Providing and tracking after-Sales Service is important for a few reasons:

  • Adoption: Achieving high product usage and a long lifespan is critical for achieving maximum impact as well as optimal carbon crediting results. Providing an after sales program enables you to repair products that have broken, facilitating a longer lifespan.
  • Information Collection: After sales service, especially through a warranty card, facilitates a mechanism through which you can collect detailed information on customers to conduct required follow-up surveys.
  • Product Improvement: By creating the ability to interact with customers after the product has been sold, it is possible to identify when stoves go out of use, and why. For example, if it is discovered that the ceramic liner cracks in 50% of stoves after six months, it is probably a good indication that liner quality should be improved. Through after-sales service, a dialogue with customers is established which will help to identify where the product may be failing them and how it can be improved.
  • Retaining customers: Customers will be more likely to make a repeat purchase if they have had a positive experience with the business already.
  • Attracting new customers: Word of mouth marketing is important, If customers have a bad experience with a service or your product, they will be less likely to encourage friends to purchase your product and in some cases may even discourage people from purchasing it

With this in mind, it is important to design a robust after-sales support program. In many cases, it is common to offer a warranty on the product. In this case, it is important to determine who will service the warranty with the customer (i.e. the manufacturer or the vendor) and under what circumstances is the warranty valid, or void. The most efficient and feasible path for servicing the warranty should be determined, and communicated clearly to the customer using a tool such as a warranty card. For non-warranty repairs and replacement, it is advisable to create a fixed price list to ensure services are standardized. Customers should be informed how they can have their product repaired throughout its lifetime.

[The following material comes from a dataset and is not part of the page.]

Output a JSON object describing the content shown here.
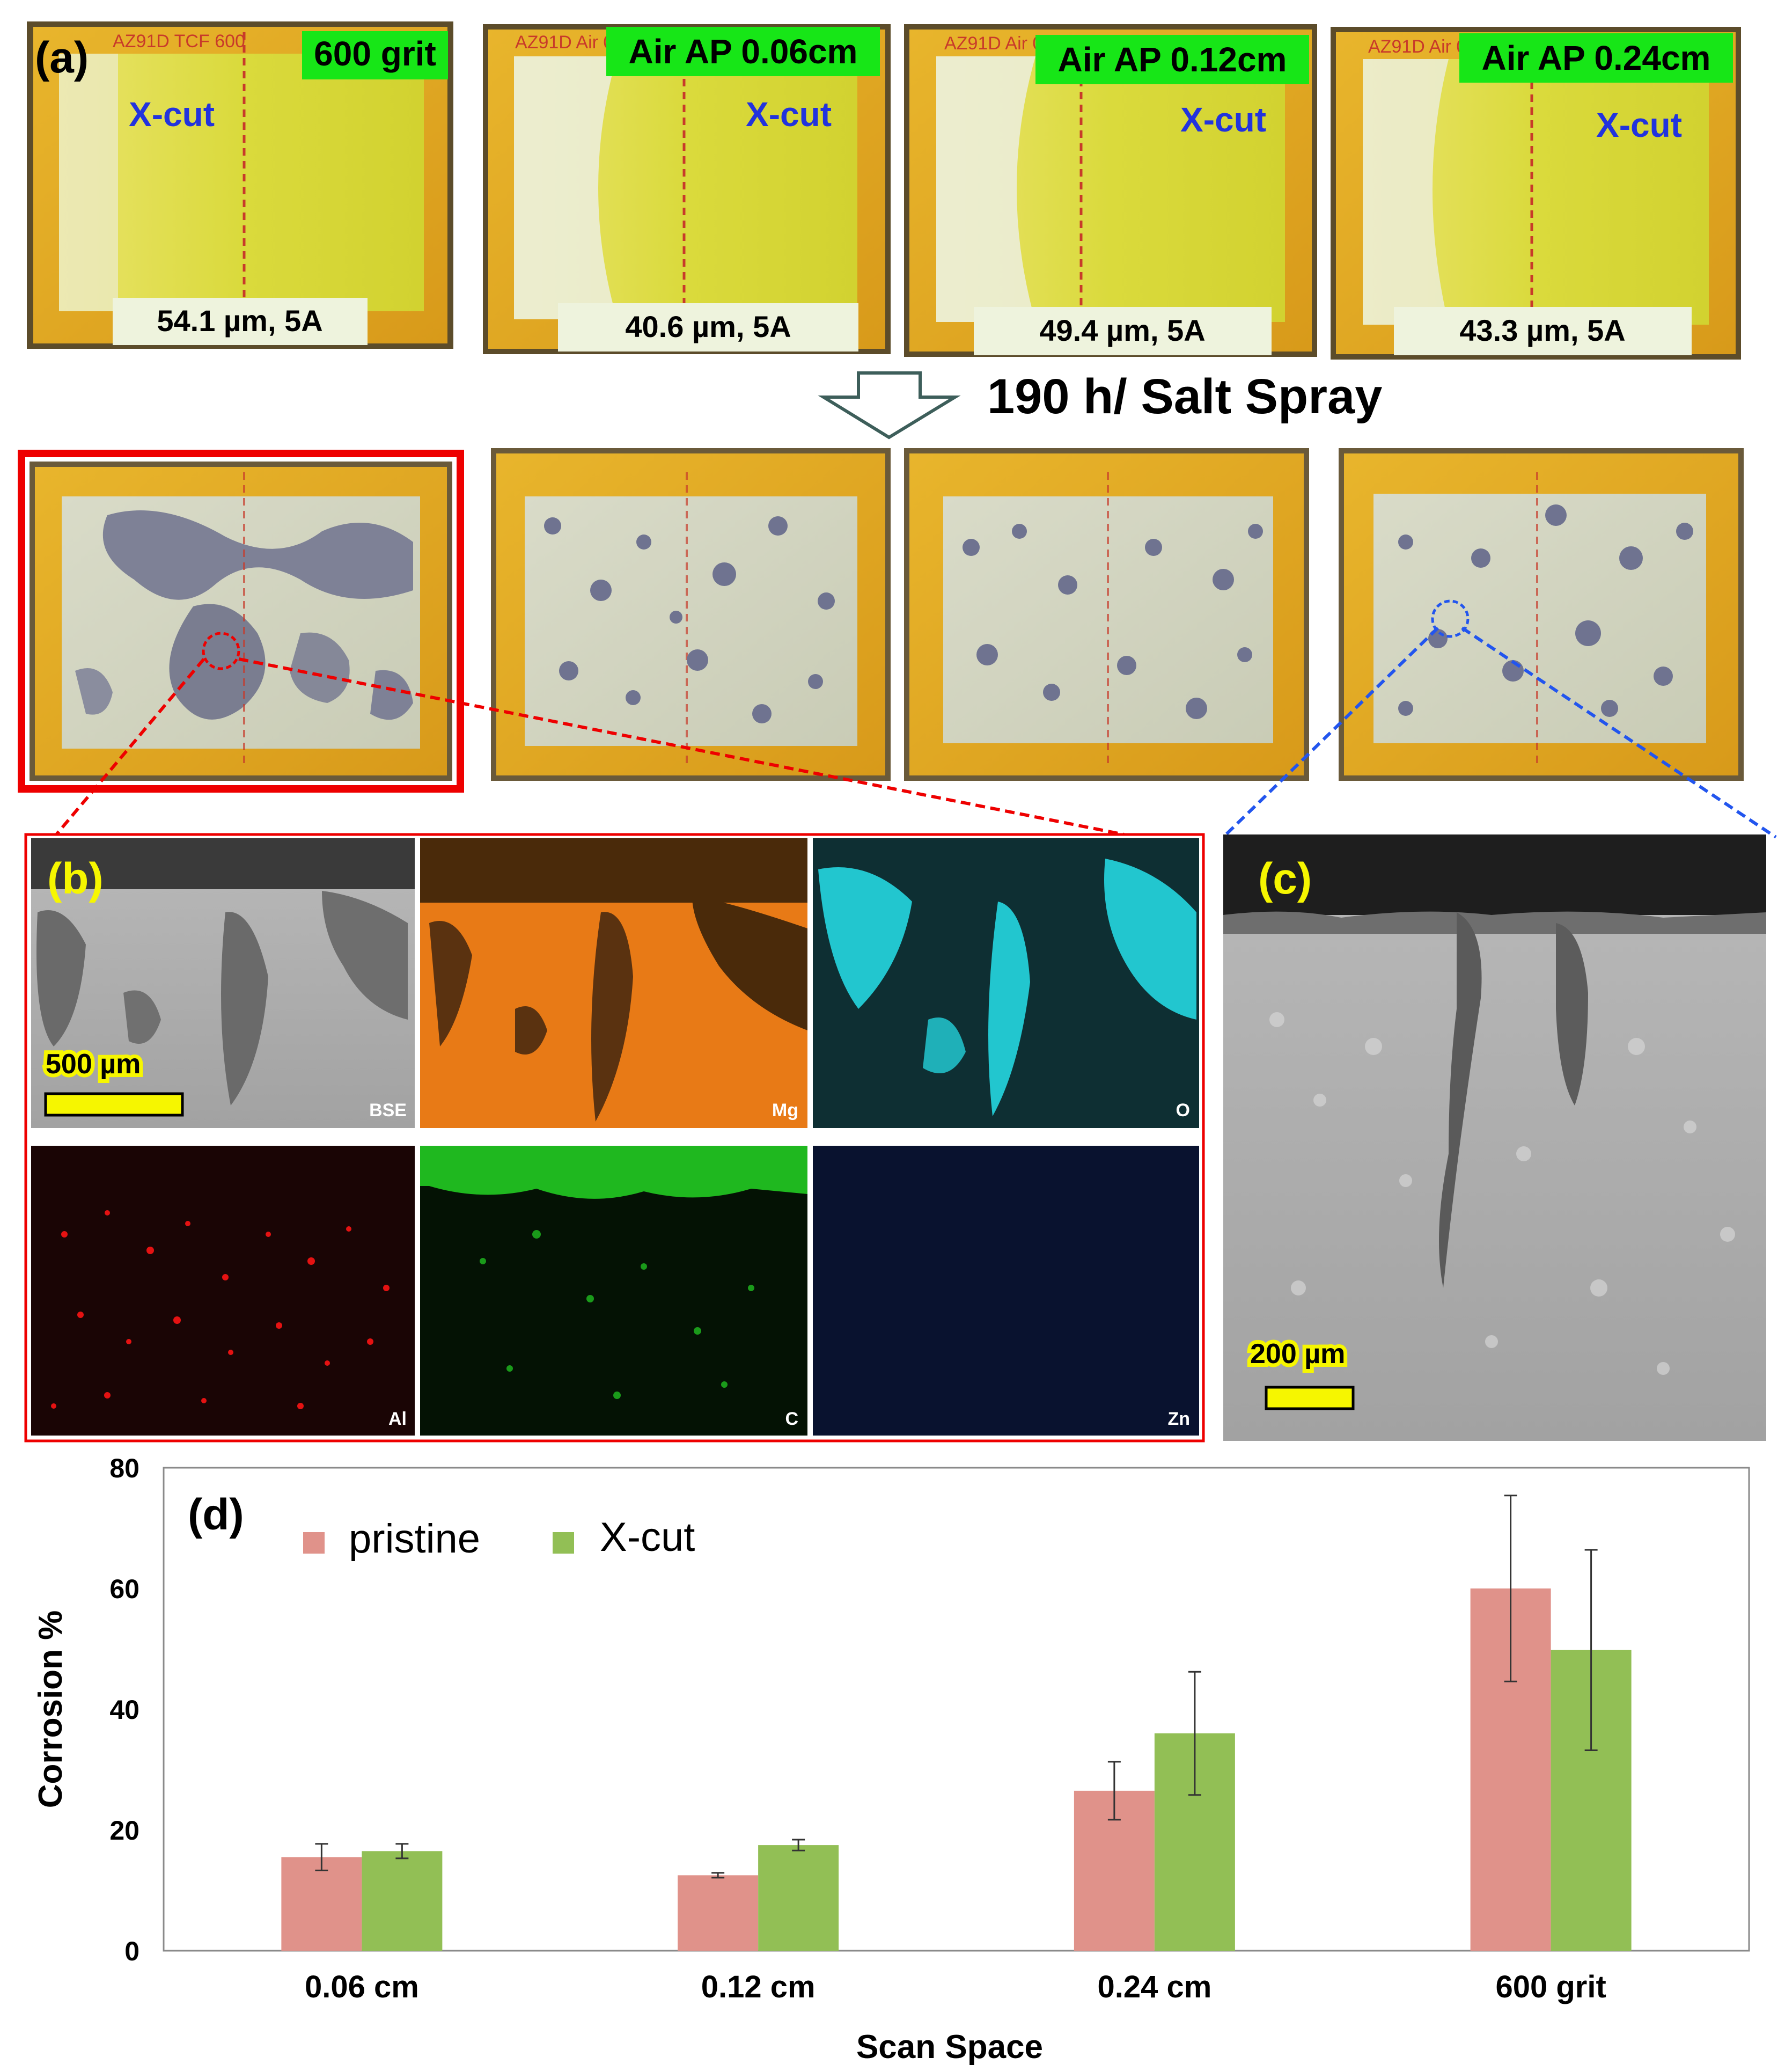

Ongoing Product Evaluation

As mentioned in the product selection section, it can be beneficial to conduct ongoing product evaluations even after sales have begun. There may be additional valuable feedback from users once a product is available at scale, especially after customers have had a chance to use it for a while. Leveraging the Monitoring & Evaluation framework for carbon projects is one of the simplest and most efficient ways to conduct ongoing product evaluations. Kitchen Surveys and Usage Surveys, for example, can include questions focused on understanding how well the product works in homes, what users like, what they dislike, when they discontinue using the stove, and why. Examples of key question areas are included in the product design section. Answers to these questions can help guide future design modifications.